Popoi, if I said to you that snooker balls are different from pool balls, and by analogy I said, "look, apples and oranges are both fruit but they are different", if you complained, "but oranges contain liquid and pool balls don't", then you don't actually know what the purpose of an analogy is.

Even your analogy for the analogies you make is bad.

The content of your analogies is relevant because you keep trying to smuggle in the idea of present and consistent evidence where it doesn't belong, which is important to your claim of a double standard. "The things in your analogy do not work like the thing you are making an analogy to in a way that is impacts the conclusion you want to draw" seems like a pretty legitimate criticism.
 

There is no point in refuting analogies as such because they either convey a point or they don't. That's really their only relevance. So then faulting an analogy won't mean you have faulted the argument against evolution.

Feel free to respond to any of the parts of that post where I addressed your argument directly.

With the courses of meals, the only thing I meant to convey, was that you wouldn't expect to find meat-remains for a dessert dish. It's not the best analogy perhaps, a better one was the example of a chef cooking a meal and at each STAGE of the meal, you check on his progress and only find complete meals.

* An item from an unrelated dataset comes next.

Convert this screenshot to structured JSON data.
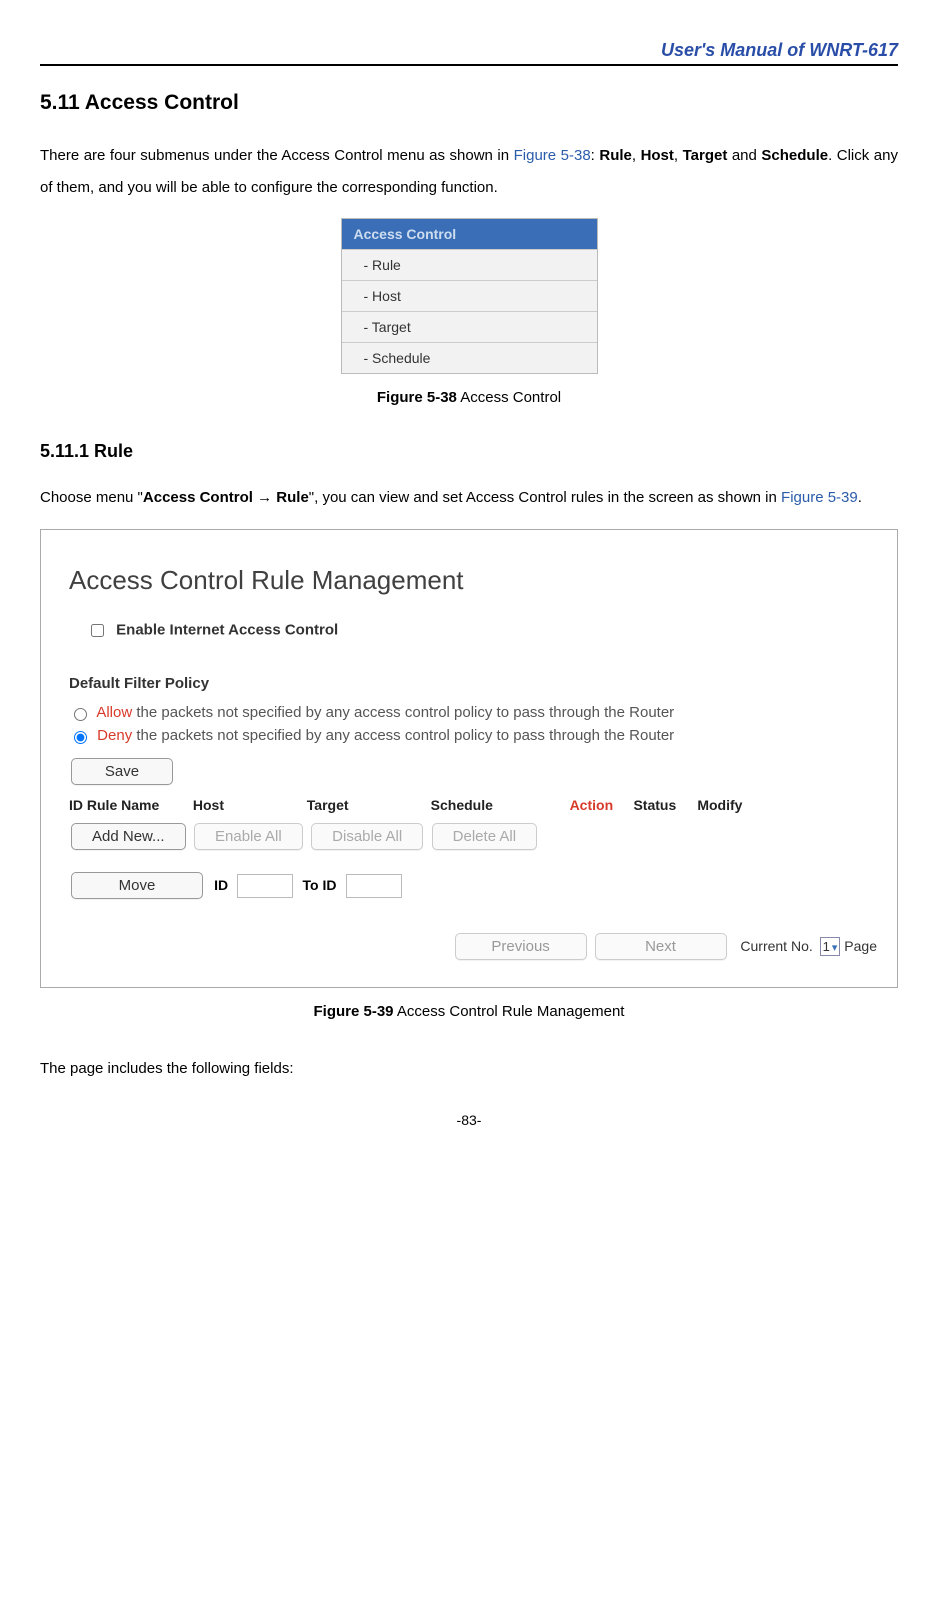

Still a bad example. Chefs don't always cook meals through a series of gradual changes to meals that are edible at each stage. I'm sure you'd be able to rationalize finding the various stages of a banana split as "Well that's not an intermediate stage between a banana and a banana split, it's a perfectly edible banana with some nuts sprinkled on it. Anyway why didn't I see a banana with nuts and hot fudge but no cherry like I would expect to?"